桂如雪挺爱听他这句话,因为不必再特地打发人在后面跟踪。他一抬手:“程顺,跟着三爷去一趟。”

金世陵起身,带着那程顺出去了。

桂如雪独自坐在包厢里,因不是很爱好看戏,就觉着有些不耐烦,不住的掏出怀表来看,五分钟,十分钟,十五分钟,眼看着那分钟一格一格的转动,却不见金世陵和程顺回来,他就不禁心想:“等小兔崽子回来了,我非骂他不可。去个厕所也要这么久,难不成是掉进抽水马桶里去了?”

他想到这里,正有点要生气的意思,忽然听到身后起了脚步声响,便立刻回头要去骂人,哪知定睛一看,却只有程顺一个。

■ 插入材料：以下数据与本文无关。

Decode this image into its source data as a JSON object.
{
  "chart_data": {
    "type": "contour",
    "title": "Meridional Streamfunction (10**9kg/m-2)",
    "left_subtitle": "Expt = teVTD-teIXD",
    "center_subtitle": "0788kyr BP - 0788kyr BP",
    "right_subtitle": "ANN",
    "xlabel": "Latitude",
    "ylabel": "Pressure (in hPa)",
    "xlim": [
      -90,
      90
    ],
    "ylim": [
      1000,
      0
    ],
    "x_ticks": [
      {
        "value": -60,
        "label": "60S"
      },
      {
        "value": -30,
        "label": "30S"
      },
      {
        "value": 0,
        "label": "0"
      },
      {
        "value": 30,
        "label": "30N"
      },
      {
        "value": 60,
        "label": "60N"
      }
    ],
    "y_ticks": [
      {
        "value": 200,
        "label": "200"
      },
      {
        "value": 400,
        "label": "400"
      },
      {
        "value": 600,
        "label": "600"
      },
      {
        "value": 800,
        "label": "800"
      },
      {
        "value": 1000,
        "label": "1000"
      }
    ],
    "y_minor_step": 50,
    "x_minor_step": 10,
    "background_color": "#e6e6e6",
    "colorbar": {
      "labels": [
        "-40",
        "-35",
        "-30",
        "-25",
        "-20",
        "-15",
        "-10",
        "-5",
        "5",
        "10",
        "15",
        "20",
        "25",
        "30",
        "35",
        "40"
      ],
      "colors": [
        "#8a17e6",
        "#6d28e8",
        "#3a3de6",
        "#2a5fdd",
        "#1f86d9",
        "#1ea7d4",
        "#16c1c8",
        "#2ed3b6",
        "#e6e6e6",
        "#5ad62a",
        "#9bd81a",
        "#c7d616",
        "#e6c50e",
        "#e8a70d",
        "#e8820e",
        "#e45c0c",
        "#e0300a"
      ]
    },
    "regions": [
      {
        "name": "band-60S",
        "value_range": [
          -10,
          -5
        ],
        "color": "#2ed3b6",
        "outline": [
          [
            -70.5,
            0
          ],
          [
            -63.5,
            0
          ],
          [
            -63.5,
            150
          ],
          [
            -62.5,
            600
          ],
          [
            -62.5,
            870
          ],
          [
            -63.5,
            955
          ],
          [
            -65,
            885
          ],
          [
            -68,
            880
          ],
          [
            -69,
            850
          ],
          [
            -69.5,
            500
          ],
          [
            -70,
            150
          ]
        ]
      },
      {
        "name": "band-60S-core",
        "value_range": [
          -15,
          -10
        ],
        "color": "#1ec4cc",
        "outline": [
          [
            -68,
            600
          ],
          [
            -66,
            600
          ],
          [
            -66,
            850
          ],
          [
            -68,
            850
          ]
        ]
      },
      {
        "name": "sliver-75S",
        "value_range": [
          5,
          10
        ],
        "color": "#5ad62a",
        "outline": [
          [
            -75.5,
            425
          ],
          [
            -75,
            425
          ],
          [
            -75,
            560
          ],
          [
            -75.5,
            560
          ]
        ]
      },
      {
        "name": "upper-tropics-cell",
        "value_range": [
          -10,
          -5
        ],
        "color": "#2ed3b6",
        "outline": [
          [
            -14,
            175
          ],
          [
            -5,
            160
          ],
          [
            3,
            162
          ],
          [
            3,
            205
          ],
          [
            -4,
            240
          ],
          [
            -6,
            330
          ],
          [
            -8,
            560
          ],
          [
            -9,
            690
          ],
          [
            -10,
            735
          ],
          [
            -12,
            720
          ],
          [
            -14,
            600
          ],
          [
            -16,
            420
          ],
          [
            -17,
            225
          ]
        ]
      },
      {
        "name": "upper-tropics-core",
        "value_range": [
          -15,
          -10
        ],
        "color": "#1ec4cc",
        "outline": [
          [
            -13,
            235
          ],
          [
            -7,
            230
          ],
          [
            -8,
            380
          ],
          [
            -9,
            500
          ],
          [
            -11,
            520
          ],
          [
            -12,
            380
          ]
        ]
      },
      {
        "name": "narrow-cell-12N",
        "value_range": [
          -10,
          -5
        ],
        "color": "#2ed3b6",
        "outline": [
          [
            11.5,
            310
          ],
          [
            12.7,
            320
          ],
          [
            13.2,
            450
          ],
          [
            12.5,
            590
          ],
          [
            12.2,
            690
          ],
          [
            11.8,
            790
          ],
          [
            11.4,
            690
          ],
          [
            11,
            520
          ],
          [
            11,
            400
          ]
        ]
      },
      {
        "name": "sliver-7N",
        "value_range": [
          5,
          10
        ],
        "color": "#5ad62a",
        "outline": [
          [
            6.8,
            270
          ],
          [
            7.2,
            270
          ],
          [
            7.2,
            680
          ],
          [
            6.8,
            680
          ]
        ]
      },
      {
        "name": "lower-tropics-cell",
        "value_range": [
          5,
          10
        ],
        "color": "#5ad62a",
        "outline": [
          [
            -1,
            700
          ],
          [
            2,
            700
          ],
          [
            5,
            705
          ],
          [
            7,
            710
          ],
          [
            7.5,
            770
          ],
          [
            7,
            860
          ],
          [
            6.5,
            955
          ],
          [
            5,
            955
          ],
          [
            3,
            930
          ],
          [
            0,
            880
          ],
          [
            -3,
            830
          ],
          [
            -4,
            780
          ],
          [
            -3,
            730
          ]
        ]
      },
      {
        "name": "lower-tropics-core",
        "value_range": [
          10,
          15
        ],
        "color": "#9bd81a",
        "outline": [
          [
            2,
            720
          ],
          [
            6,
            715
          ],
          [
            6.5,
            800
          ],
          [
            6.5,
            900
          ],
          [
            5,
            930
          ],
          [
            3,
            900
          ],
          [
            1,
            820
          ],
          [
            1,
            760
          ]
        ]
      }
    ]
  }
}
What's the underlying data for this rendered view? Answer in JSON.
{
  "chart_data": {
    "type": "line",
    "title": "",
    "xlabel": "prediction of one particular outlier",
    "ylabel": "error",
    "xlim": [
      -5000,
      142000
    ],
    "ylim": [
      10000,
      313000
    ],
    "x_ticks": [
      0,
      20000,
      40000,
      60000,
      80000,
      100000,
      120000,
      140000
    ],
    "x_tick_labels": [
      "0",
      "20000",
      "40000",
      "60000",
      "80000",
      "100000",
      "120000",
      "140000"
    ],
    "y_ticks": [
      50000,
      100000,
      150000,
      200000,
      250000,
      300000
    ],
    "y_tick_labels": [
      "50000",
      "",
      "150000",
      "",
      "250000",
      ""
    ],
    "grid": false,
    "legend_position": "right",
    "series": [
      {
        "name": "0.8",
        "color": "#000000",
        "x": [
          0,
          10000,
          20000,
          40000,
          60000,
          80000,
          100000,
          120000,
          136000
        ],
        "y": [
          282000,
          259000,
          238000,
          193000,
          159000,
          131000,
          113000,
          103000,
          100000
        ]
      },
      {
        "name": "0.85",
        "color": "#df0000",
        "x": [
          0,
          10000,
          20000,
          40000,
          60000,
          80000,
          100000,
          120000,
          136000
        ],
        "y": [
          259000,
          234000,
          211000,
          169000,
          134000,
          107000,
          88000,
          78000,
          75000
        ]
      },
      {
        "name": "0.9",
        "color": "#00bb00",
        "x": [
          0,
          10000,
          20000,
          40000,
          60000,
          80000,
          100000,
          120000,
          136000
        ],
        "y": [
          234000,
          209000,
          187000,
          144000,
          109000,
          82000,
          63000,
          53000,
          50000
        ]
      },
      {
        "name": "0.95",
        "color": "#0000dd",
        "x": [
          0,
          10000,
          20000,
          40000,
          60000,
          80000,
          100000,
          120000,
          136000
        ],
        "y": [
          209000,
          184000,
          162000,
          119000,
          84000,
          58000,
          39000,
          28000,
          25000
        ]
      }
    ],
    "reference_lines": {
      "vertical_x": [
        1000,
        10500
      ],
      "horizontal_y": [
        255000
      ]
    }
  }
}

“二爷……”程顺有点打哆嗦:“金家三爷……不见了!”

桂如雪猛然站起来:“什么?”

程顺知道自己这是犯了死罪,吓的连气都喘不匀了:“我一开始是在外面等着的,那儿太黑了,来回进出的人也不少,我可能是一时没盯住,金家三爷就、就……”

桂如雪扬手就给了他一个大嘴巴,然后也不顾其他人的注目了,拔腿就向外走去。

金世陵在中央大学挂名学经济,因为常年不上课,所以考试时必须要向黄书朗抄袭。

他从小到大,在任何考试中都永远作弊,从此就摸索出了这样一个规律——即凡是心里有鬼的人,若想不被人识出端倪,就必须要显得比任何君子都要更坦荡。一旦鬼鬼祟祟了,那不是贼也像个贼。

所以,他在大华戏院的厕所内转了一圈,然后脱下外面的西装上衣搭在臂弯中,随着一群青年走了出去。

他晓得程顺就在身后,靠着墙一面吃话梅一面等着自己出去。不过他并未因此而加快脚步,只是跟着几名青年,头也不回的一路走出深长黑暗的走廊,然后在戏院大门口雇了辆洋车:“去……长乐路。”

因为知道桂如冰是要斩草除根的,所以他不敢回家,又没有逃亡的经验,索性就去曼丽那里看看情况。

他坐在洋车上,深秋的晚风吹透了他的衣服,他身体冻僵,额头冒汗,两条腿不住的颤抖,多的不敢想,反正就知道自己这回要是让桂如雪给抓回去了,脖子上的这个脑袋非得被开了瓢不可。

走到了一个路口,他忽然叫了停车,打发了车钱之后,他向前走了几步,又雇了一辆:“去长乐路。”